February 11, 2021 Updated: February 11, 2021

New COVID-19 cases have fallen 52 percent in Orange County during the past two weeks, according to data from the Orange County Health Care Agency (OCHCA).

As of Feb. 11, the 14-day average of new daily cases was 11,242, while two weeks ago it reached 23,846.

The daily COVID positive cases recorded Feb. 11 was 799, bringing the total cumulative cases to 240,999 cases throughout the county.

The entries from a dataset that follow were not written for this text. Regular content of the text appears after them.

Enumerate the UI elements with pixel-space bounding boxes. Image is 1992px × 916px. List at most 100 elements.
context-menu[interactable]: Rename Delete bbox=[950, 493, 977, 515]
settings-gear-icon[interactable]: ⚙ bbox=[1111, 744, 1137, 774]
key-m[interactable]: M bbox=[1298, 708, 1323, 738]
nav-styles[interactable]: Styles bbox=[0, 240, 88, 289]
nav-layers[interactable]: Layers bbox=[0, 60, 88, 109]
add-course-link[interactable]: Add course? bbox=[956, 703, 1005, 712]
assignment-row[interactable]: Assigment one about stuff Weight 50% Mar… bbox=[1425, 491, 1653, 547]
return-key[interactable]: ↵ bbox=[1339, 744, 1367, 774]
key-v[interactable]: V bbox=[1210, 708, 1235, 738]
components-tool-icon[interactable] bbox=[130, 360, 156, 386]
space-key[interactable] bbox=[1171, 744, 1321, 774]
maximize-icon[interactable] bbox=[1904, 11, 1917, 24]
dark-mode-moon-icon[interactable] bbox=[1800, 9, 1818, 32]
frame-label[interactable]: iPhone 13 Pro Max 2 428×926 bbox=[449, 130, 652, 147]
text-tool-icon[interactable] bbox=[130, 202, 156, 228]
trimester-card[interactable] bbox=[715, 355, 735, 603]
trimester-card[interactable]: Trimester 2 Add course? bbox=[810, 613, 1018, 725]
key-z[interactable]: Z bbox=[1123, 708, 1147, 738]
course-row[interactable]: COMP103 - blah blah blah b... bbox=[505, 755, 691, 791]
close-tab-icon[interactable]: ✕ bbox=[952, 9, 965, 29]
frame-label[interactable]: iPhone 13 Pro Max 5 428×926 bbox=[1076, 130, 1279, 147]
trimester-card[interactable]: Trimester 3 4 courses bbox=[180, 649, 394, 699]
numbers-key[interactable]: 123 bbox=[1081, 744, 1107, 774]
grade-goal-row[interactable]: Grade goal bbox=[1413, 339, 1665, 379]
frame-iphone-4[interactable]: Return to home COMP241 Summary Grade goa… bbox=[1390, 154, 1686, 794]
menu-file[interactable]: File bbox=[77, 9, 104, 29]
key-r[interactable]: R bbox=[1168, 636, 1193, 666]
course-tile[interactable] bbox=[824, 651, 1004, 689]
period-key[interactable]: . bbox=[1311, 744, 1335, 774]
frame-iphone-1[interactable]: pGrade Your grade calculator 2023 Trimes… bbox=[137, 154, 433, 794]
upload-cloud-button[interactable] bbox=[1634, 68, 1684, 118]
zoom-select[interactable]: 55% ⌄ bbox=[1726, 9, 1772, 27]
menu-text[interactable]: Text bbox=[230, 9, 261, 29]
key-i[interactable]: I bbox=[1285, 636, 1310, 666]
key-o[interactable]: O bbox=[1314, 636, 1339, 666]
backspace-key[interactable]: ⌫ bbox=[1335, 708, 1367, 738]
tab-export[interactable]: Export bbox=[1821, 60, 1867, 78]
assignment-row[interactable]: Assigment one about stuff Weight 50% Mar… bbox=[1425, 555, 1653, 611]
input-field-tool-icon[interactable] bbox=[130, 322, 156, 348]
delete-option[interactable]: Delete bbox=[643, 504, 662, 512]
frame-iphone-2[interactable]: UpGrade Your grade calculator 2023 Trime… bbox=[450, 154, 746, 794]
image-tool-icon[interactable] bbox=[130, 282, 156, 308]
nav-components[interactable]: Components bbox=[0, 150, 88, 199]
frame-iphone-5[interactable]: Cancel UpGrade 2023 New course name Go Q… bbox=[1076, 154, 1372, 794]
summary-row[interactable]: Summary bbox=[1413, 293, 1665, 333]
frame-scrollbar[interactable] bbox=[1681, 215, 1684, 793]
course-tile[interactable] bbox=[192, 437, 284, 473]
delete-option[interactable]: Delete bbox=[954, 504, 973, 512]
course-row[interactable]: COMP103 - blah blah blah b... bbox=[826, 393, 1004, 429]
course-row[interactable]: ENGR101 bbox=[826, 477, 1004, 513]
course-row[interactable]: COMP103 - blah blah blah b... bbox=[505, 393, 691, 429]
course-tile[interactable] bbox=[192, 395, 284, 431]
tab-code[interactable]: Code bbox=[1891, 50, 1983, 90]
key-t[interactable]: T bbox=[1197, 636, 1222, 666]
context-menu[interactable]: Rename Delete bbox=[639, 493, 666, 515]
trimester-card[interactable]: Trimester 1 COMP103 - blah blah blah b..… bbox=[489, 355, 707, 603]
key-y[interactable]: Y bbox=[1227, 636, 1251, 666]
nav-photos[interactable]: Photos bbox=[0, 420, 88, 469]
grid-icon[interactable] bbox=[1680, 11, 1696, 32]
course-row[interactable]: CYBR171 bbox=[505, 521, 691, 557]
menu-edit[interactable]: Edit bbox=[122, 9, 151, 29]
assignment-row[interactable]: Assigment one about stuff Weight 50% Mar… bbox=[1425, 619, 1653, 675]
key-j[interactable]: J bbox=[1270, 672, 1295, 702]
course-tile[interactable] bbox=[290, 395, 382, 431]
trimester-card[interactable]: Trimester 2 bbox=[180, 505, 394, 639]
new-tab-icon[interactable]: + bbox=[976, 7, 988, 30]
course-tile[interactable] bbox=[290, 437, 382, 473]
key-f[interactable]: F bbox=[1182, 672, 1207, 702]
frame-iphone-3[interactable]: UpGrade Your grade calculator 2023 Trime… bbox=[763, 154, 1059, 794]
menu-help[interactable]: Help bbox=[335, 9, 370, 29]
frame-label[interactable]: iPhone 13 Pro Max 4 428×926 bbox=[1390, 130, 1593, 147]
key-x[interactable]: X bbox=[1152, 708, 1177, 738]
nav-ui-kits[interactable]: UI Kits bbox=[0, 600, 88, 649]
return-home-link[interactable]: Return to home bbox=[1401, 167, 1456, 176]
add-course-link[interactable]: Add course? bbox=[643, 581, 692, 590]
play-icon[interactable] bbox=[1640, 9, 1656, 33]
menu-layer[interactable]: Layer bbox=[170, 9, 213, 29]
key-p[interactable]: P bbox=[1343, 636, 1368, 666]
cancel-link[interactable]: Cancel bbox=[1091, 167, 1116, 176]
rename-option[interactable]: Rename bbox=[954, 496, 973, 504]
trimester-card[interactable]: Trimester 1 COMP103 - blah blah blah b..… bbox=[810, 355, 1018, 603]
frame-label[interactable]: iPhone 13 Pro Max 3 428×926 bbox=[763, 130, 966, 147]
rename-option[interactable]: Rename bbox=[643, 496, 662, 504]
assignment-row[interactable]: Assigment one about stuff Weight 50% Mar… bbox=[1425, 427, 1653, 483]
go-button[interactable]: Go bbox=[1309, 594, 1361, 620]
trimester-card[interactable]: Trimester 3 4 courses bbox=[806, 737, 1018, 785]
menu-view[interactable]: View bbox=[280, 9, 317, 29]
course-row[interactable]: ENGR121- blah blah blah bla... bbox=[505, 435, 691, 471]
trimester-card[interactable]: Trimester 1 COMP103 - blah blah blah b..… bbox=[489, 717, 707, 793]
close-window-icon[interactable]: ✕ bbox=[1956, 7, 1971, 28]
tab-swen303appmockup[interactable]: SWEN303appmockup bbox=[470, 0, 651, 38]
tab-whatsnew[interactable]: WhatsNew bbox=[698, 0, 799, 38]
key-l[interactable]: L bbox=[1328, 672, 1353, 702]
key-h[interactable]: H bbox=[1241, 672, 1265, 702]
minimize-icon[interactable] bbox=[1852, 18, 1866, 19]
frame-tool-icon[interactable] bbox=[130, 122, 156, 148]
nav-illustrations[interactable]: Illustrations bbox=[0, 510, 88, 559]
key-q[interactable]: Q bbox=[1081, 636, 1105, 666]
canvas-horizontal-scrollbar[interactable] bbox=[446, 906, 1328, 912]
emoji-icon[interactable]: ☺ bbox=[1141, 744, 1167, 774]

There were 42 deaths reported Feb. 11; a total of 3,493 people in Orange County are reported to have died from the virus since the pandemic began. According to the OCHCA, 890 of the cumulative deaths were from skilled nursing facilities. Another 386 deaths were from assisted living facilities.

There were 965 people hospitalized with COVID-19 on Feb. 11, the first time hospitalizations have been below 1,000 since the beginning of last December. There were 298 patients in intensive care units.

There have been 209,270 people who have recovered from the virus as of Feb. 11.

The new daily numbers come as the county is looking for new ways to increase vaccine inoculations to those currently eligible.

A number of CVS pharmacies began offering inoculations on Feb. 11. Stores that offered the service include locations in Aliso Viejo, Buena Park, Costa Mesa, Huntington Beach, Irvine, and Yorba Linda.

University of California–Irvine (UCI) health sciences assistant clinical professor Keri Hurley-Kim said the rate of vaccinations will start picking up as more sites are added.

“It’s really important to keep in mind the complexity of this process and all of these steps that have to be coordinated in order to get the vaccine to people,” Kim said during a Feb. 11 COVID-19 panel. The seminar was hosted by UCI’s School of Pharmacy and Pharmaceutical Sciences.

“I do feel optimistic that our processes are improving, and as long as our supply continues to increase, we’ll start to see the rate and the pace of vaccination continue to increase as well.”

Kim also discussed what goes into deciding which parts of the population receive the vaccines first.

“There are also a lot of decision-making processes that go into figuring out who’s going to get vaccinated first,” she said. “The factors that are considered here at the most basic level are maximizing benefit and minimizing harm so this means reducing, to the greatest degree that we can, the most deaths and reducing hospitalizations. So this is why we prioritize our older adults and also those with high-risk conditions.”